#75 - The Man From Nowhere
Bob Dylan: Troubadour of De-Industrialization
Lots of grumpy critical responses to No Direction Home, the Martin Scorsese film about Dylan just released on DVD and airing on PBS's American Masters series around the nation (see links below). Most of these critiques arise out of the typical baby boomer nostalgia versus boomer hater generational debates that have been ongoing since the early 1970s.
My experience of the film was quite different. Scorsese's point in sculpting the film from interviews conducted by Dylan's manager Jeff Rosen (so perhaps this is Dylan's point as much as Scorsese's) seems intriguingly twofold. Dylan at once alludes to his roots in a pre-boomer past yet also suggests that he ultimately is a man without a past -- the man from nowhere, with no direction home.
Dylan was shaped, the film claims, by his links to an earlier industrial America: a world of Hibbing, Minnesota, miners and small town life, of tentshows, blackface clowns, and circuses, of scratchy 78s and static-laden radio broadcasts of country music on the ether, a world of Woody Guthrie and unions, tentative stability for some and a whole lot of suffering for most working-class people.
Simultaneously, as the title of the film indicates, Dylan is the man from nowhere, a blank slate, a tabula rosa, baaabe! He's got "no direction home." Which is to say, his home becomes a place of continual motion and movement, the journey of a self-appointed "musical expeditionary" who discovers that that his home is no destination (not even Destination Row), but rather the flickering, pulsating, electrified energy of kinesis itself.
This double move is what makes Dylan the troubadour of de-industrialization. It's why there's more going on in the film (and in the first installment of Dylan's memoir, Chronicles) than just baby boomer nostalgia. Dylan expresses the extraordinary dislocation of de-industrialization, a rupture in social order that made the revolutionary moment of the 1960s possible, but only in profoundly anxious, scary ways.
Dylan links himself to an older world: to the roots and residues of the industrial order circa 1860-1930. He's got the coal dust and iron-ore residues of those Hibbing miners on his soul -- the possibilities and dreams, most of all the order and structure of their world.
But he also expresses in his persona the profound dislocation from that order wrought by the electronic and mass-mediated transformations in American society after World War II. The rhythms of the industrial world increasingly gave way to new tempos. The sounds and flow of work and leisure, the links to still older ways of life, faded in the jet engine howl, the satellite hum, the radar blip and bleep. The steady pulse of pistons gave way to nuclear fission, the threat of nuclear annihilation, and also the many new pleasures, connections, and strange sensations of electronic society. Train whistle to rocket's sonic boom. Grain silo to missile silo. Mono radio chat to televised spectacle and the stereophonic imagination.

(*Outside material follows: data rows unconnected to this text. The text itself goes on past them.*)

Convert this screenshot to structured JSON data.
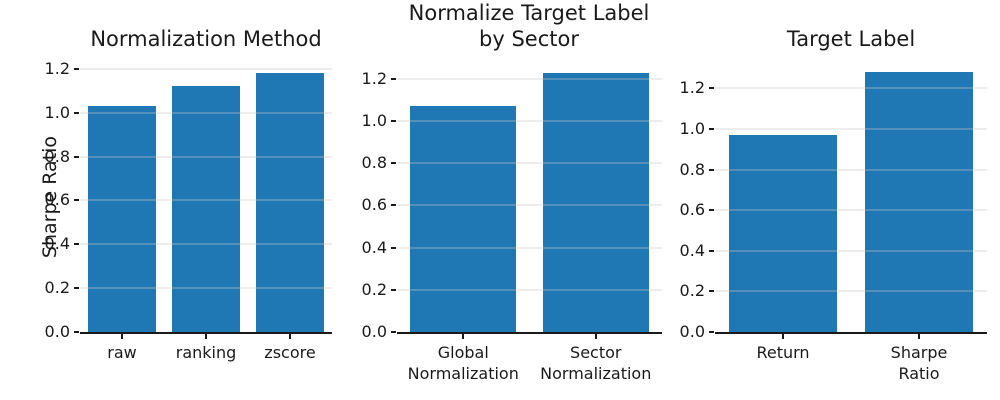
{
  "figure": {
    "ylabel": "Sharpe Ratio",
    "bar_color": "#1f77b4",
    "grid_color": "#ebebeb",
    "axis_color": "#1a1a1a",
    "background_color": "#ffffff",
    "ytick_labels": [
      "0.0",
      "0.2",
      "0.4",
      "0.6",
      "0.8",
      "1.0",
      "1.2"
    ]
  },
  "chart_data": [
    {
      "type": "bar",
      "title": "Normalization Method",
      "categories": [
        "raw",
        "ranking",
        "zscore"
      ],
      "values": [
        1.03,
        1.12,
        1.18
      ],
      "xlabel": "",
      "ylabel": "Sharpe Ratio",
      "ylim": [
        0,
        1.24
      ],
      "yticks": [
        0,
        0.2,
        0.4,
        0.6,
        0.8,
        1.0,
        1.2
      ],
      "grid": true,
      "legend": false
    },
    {
      "type": "bar",
      "title": "Normalize Target Label\nby Sector",
      "categories": [
        "Global\nNormalization",
        "Sector\nNormalization"
      ],
      "values": [
        1.07,
        1.23
      ],
      "xlabel": "",
      "ylabel": "",
      "ylim": [
        0,
        1.29
      ],
      "yticks": [
        0,
        0.2,
        0.4,
        0.6,
        0.8,
        1.0,
        1.2
      ],
      "grid": true,
      "legend": false
    },
    {
      "type": "bar",
      "title": "Target Label",
      "categories": [
        "Return",
        "Sharpe Ratio"
      ],
      "values": [
        0.97,
        1.28
      ],
      "xlabel": "",
      "ylabel": "",
      "ylim": [
        0,
        1.34
      ],
      "yticks": [
        0,
        0.2,
        0.4,
        0.6,
        0.8,
        1.0,
        1.2
      ],
      "grid": true,
      "legend": false
    }
  ]
}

Dylan's persona registers these transformations, the losses they entailed, and the possibilities they encompassed. The film's movement between the early adolescent and acoustic folk Dylan and the strange angel-devil in a sharkskin suit from the 1966 electric performances with the Hawks (soon to become the Band) mark the leap that Dylan made into the postmodern self. "There is no I -- there is only a series of mouths," he wrote in an amphetamine blaze on the back of the 1965 album Highway 61 Revisited. This self had no past, no fixed eye (or I for that matter). It was created through the temporary, rapid-fire utterances of mouths, words, language, howls across the frequencies. Not one mouth, but a series of mouths, a self coming into being only through motion and movement, action and pulsation: a Warholian creation of the decentralized circulation of images and sounds through a globalizing, mass-mediated network.
Yet somewhere among the motion are traces, the vaporized past of industrial America that left its burn marks all over Dylan's persona even as he flew off its rickety tracks into something far more wiry and wired: his ephemeral viscerality and snarled motorcycle guitar chords skidding the terrain of the late 20th century. Traces of a "somewhere" continually haunt his "no direction home" but only as ghosts and phantoms, gaslight lamps in the fluorescent glare.

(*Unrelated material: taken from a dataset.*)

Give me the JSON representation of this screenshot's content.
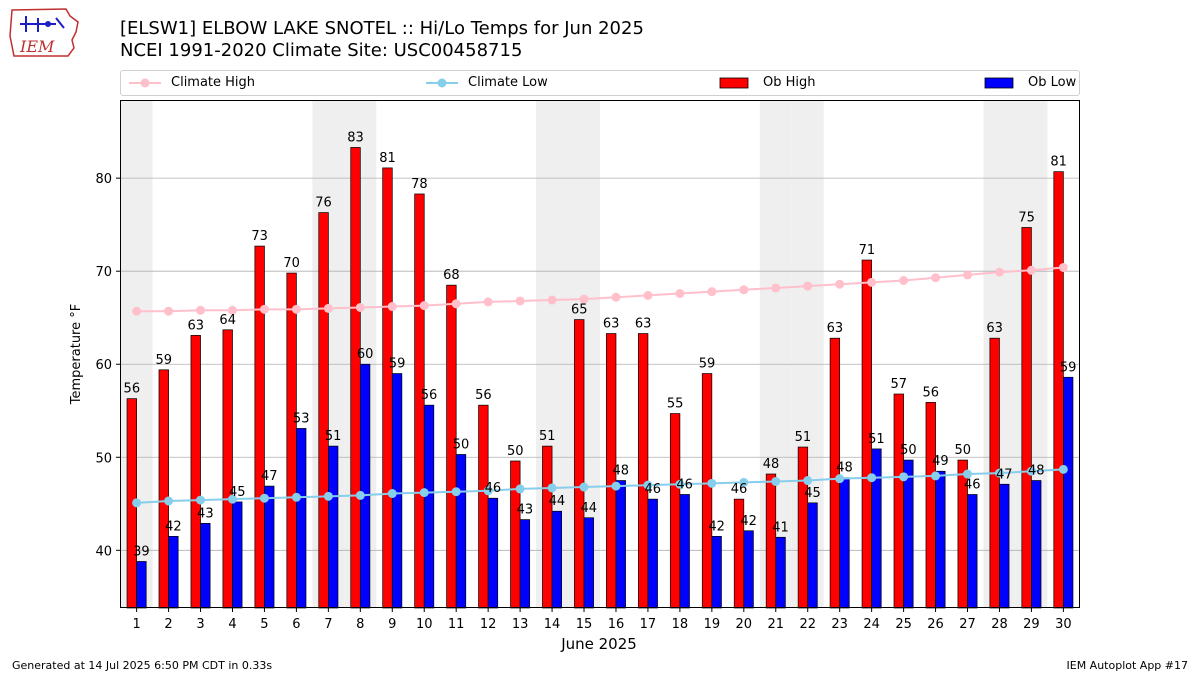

This dialectic between the clank of industrial memory -- tools and grease -- and the purr of de-industrial future -- all aerodynamic and disembodied -- is what makes Dylan such a striking figure, a man out of time for a time out of man.

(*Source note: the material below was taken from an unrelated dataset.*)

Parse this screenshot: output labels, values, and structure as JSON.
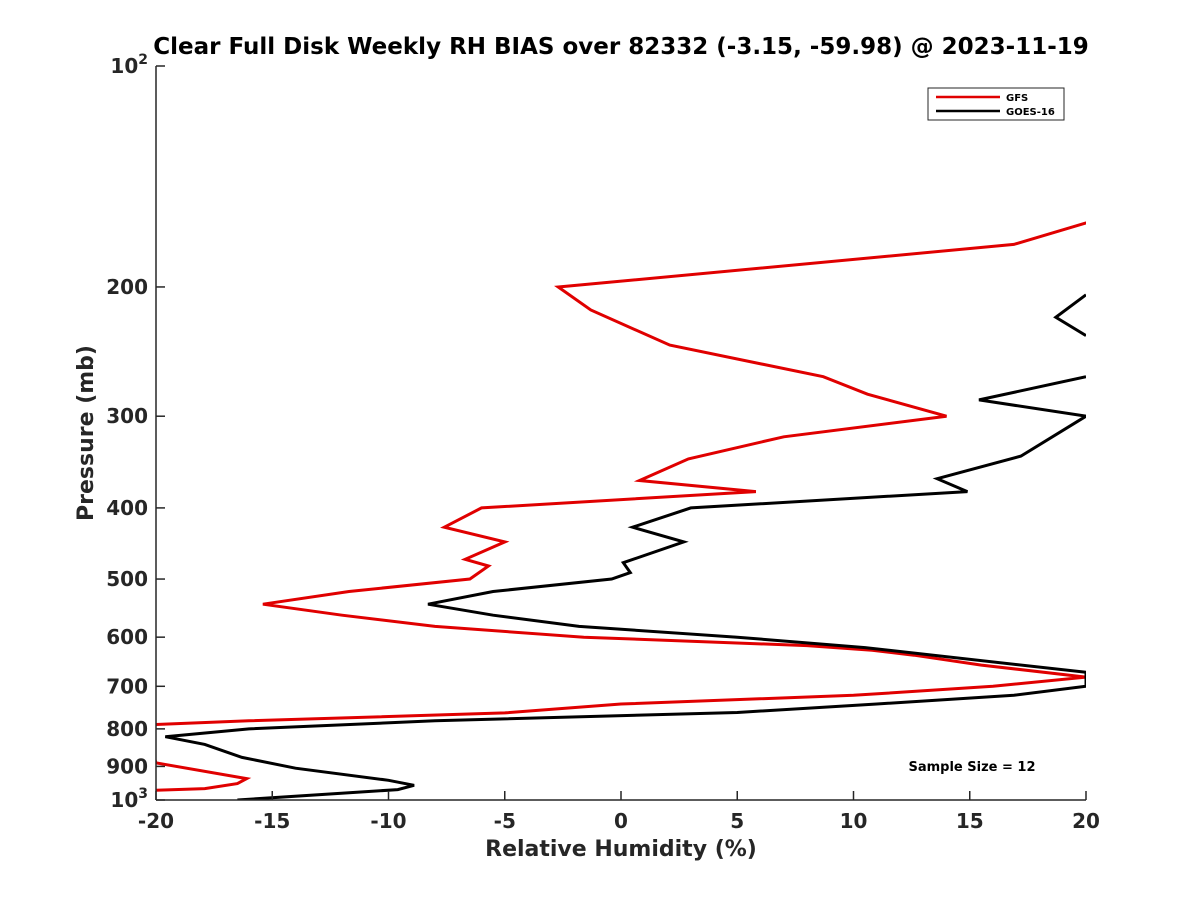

I think an awareness of that dialectic is the legacy Scorsese and Dylan aim for in No Direction Home. It's what resonates about the film: not so much boomer nostalgia as boomer terror -- a measurement of dislocation between a decaying industrial past and its strange replacement. Bearing the scars of a prior era, the gaping holes of memory, and rejecting them all at the same time; rooted in a lost oldness, which once seemed so rock-bottom real, now on the run toward an unknown future, invisible with no secrets to conceal: Dylan in the 60s is the troubadour of the transition to a post-industrial world.